ABANDONED MACHINERY OF THE FRENCH
We rode through the Culebra cut, where they are cutting through a mountain ridge 300 feet high. Three hundred feet high seems pretty low for a mountain ridge until one attempts to dig through it and carry the rocky debris twenty-three miles up the Atlantic coast whence it can not be borne back by the torrents of the rainy season. Its accomplishment would make a fit subject for an Arabian Night story. But Uncle Sam finds it easy. He is going to build the canal over the mountain, and make his cement out of the debris.
Suddenly, long before I expected or even desired it, we stopped at the city of Panama, the Mecca of my pilgrimage. I bade farewell to the S. S. Limonians, who were taken by the train to the mouth of the canal where the pier was located and where the Pacific Mail steamer was waiting for them, and started for Hotel Centrál. One of the most agreeable features about steamship friends is that there is no pain at parting. We enjoy them, and leave them rejoicing, and readily find substitutes wherever we go. If we meet them again soon, we greet them as vociferously as if they were old cronies; if we never meet them again we forget them as if they had been changes in the weather.
I found cabmen in abundance, all native negroes. They were unlike any other cabmen I had ever met. In a way they were saints, gentlemen and business men, and didn’t “let on.” Instead of taking advantage of the facts that the weather at Panama was always either hot or rainy, the distance too great to be walked, and that there were no street cars, to charge a dollar for the long ride to the hotel at the other end of the town, they charged ten cents. Pah! In Chicago the cabfare from the railway stations to my house is two dollars and a half. But by keeping their price down to ten cents the Panama cabmen not only have killed street car competition, but they get more jobs without doing any more work. Their horses do the work while they merely take rides, and are kept cool by the motion and entertained by their customers. It is a wonder that with such successful and moral business models so near them, the Colón negroes can be so mercenary and shortsighted.
I like a cheap ride, but when it is as cheap as that it seems like something not worth having.
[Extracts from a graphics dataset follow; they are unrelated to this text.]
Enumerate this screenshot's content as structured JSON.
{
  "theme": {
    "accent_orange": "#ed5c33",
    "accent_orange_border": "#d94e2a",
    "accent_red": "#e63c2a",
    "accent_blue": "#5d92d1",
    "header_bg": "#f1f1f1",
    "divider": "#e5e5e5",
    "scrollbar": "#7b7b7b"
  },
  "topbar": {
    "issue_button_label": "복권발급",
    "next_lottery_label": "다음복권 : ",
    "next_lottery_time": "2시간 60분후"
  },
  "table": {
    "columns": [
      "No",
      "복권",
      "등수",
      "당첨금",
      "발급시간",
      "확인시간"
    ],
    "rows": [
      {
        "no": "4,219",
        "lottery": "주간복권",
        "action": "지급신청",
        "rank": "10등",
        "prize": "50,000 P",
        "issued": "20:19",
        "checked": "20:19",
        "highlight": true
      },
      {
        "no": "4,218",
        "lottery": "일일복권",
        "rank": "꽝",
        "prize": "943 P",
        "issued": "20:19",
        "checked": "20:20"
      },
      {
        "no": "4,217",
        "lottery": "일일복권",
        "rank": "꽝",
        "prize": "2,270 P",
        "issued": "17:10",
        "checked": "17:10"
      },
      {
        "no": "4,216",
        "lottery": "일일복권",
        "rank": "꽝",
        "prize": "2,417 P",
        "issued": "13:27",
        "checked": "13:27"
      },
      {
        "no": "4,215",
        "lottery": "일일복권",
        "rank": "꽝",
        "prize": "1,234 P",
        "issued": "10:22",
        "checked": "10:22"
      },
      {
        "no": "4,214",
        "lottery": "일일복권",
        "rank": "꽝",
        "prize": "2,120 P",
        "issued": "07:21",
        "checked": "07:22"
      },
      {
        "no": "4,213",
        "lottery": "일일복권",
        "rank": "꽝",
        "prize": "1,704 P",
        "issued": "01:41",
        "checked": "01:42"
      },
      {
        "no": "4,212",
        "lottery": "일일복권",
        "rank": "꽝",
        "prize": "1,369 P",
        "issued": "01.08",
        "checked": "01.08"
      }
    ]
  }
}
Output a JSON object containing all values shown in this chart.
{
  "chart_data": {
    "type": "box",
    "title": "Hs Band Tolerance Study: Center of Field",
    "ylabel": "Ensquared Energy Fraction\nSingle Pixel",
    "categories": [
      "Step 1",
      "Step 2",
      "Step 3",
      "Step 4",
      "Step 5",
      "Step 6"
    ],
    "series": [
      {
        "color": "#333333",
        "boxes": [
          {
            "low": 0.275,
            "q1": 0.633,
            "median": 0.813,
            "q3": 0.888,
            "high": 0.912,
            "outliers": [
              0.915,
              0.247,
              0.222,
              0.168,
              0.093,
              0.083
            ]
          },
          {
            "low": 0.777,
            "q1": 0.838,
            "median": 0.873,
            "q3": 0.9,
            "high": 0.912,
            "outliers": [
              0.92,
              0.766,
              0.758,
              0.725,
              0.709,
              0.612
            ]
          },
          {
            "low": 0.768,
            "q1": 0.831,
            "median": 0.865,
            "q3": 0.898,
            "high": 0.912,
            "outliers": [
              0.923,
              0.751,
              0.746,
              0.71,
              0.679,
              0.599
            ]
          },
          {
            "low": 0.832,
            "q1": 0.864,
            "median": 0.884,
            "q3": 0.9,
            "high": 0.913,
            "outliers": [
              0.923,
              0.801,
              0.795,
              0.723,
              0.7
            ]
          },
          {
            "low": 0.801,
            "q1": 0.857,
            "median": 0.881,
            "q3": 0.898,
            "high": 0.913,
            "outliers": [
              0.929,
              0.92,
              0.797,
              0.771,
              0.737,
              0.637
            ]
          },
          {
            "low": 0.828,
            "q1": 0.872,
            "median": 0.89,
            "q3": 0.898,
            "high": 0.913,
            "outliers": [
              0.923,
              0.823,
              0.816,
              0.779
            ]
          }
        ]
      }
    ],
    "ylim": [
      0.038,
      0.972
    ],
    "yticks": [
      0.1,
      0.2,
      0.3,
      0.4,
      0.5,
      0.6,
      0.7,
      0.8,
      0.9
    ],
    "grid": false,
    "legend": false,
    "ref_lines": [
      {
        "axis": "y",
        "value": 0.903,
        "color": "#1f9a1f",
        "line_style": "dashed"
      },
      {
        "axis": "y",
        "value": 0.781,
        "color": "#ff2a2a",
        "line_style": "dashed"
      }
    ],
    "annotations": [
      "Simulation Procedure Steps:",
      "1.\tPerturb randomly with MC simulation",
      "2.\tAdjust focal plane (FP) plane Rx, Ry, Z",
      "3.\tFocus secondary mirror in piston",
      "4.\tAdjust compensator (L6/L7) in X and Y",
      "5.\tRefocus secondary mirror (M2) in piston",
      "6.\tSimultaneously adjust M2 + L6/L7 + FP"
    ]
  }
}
One can take two and a half rides for their price of a glass of beer. It is preposterous. While in Panama I did refuse to ride once, and walked to the station from the hotel—but only once. The ride was worth the price of two and a half schooners of beer. The distance was composed of cobblestones and animated by heat, and grew upon acquaintance. Walking at night in the tropics is pleasurable and healthy, but by day it is impossible. In the tropics one should do as the wild beasts do, viz., keep out of the sun and let beer alone.